Obama got at least some votes from white folks who thought that voting for him would serve as evidence that they weren't racist.

Thomas Sowell and others have a theory that traces the dysfunction of urban B/black culture to their appropriation--with modifications--of the old South's shiftless po'-white redneck peckerwood ways of being.

In politics, the modern D party's B/black leaders revive their Southern white predecessors' racial divisiveness, ignorance, greed, ruthlessness, and fanatical urge to power.

n.n said...

Perhaps the surprise in 2008 and 2012 was that Obama was able to get such high turnout of blacks

Today, the People of Color are deported from his community in Martha's Vineyard. Hope and change. Yes, he can... throw another baby... fetal-baby on the barbie, it's over.

Mason G said...

"Obama got at least some votes from white folks who thought that voting for him would serve as evidence that they weren't racist."

Not racist?
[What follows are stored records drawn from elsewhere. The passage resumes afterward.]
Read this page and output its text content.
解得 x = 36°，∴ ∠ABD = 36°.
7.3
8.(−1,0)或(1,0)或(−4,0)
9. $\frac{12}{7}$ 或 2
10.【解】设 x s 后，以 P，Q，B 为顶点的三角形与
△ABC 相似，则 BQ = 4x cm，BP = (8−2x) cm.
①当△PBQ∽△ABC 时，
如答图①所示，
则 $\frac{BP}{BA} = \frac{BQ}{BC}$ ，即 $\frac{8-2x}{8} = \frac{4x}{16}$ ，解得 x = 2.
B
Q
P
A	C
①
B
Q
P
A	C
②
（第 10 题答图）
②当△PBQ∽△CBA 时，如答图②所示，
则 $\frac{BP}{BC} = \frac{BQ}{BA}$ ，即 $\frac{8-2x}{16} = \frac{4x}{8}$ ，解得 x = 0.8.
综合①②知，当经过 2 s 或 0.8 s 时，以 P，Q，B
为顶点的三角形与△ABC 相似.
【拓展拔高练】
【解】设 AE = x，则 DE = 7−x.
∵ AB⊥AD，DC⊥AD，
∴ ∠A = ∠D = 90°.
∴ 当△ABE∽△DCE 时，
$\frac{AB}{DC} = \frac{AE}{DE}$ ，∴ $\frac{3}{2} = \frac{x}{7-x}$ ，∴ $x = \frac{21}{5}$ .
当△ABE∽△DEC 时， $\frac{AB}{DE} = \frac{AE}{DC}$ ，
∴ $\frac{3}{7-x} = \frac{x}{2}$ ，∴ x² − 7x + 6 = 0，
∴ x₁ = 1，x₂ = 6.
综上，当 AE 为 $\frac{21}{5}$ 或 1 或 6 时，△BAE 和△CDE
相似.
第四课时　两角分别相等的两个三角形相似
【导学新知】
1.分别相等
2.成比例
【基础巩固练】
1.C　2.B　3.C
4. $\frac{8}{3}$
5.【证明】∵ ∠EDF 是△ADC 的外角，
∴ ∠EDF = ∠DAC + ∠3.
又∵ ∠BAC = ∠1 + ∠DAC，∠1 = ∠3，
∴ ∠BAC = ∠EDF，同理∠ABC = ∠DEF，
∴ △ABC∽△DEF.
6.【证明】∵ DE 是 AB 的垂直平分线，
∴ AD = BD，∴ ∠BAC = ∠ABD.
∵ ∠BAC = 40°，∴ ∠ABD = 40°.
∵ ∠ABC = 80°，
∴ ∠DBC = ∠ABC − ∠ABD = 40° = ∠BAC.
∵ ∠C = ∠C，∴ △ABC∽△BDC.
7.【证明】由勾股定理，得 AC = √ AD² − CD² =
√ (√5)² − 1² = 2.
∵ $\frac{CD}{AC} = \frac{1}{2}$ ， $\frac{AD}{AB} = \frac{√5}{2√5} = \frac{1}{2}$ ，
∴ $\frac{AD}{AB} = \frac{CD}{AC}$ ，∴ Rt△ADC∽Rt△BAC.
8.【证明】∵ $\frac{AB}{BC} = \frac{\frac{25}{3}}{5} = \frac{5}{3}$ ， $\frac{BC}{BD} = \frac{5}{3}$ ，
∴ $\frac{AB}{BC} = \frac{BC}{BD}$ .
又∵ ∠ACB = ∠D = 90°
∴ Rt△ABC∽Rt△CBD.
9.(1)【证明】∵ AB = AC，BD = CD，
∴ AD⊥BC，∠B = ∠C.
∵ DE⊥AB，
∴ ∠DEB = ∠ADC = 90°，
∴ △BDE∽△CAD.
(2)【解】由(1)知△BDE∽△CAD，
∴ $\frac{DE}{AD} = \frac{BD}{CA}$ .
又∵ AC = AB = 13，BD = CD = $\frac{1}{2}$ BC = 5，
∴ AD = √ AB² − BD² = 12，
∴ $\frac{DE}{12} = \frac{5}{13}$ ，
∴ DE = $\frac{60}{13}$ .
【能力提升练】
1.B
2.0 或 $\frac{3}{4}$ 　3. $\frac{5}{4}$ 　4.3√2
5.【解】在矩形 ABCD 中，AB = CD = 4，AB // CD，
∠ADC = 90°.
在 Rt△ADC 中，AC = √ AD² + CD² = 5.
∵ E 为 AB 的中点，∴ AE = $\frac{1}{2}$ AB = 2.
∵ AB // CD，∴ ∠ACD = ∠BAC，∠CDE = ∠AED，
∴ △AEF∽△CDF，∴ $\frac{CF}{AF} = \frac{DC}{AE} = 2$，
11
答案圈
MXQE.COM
Race is just about all Democrats obsess over.

Christopher B said...

@Daniel12

Nope, Silver never did anything that simple, that was RCP I think that just aggregated poll numbers. Silver always claimed he had a 'special sauce' of weighting polls by 'reliability' which really meant, as he was making his bones in 2008 and 2012, they were closest to agreeing with the internal data from the Obama campaign that he was being feed.

Daniel12 said...

Christopher, yes it was marginally more complicated (mostly by starting with a fundamentals driven model and the weighting polling more and more, the closer to the election).

Re Obama, I guess you're saying his campaign had pretty accurate polling.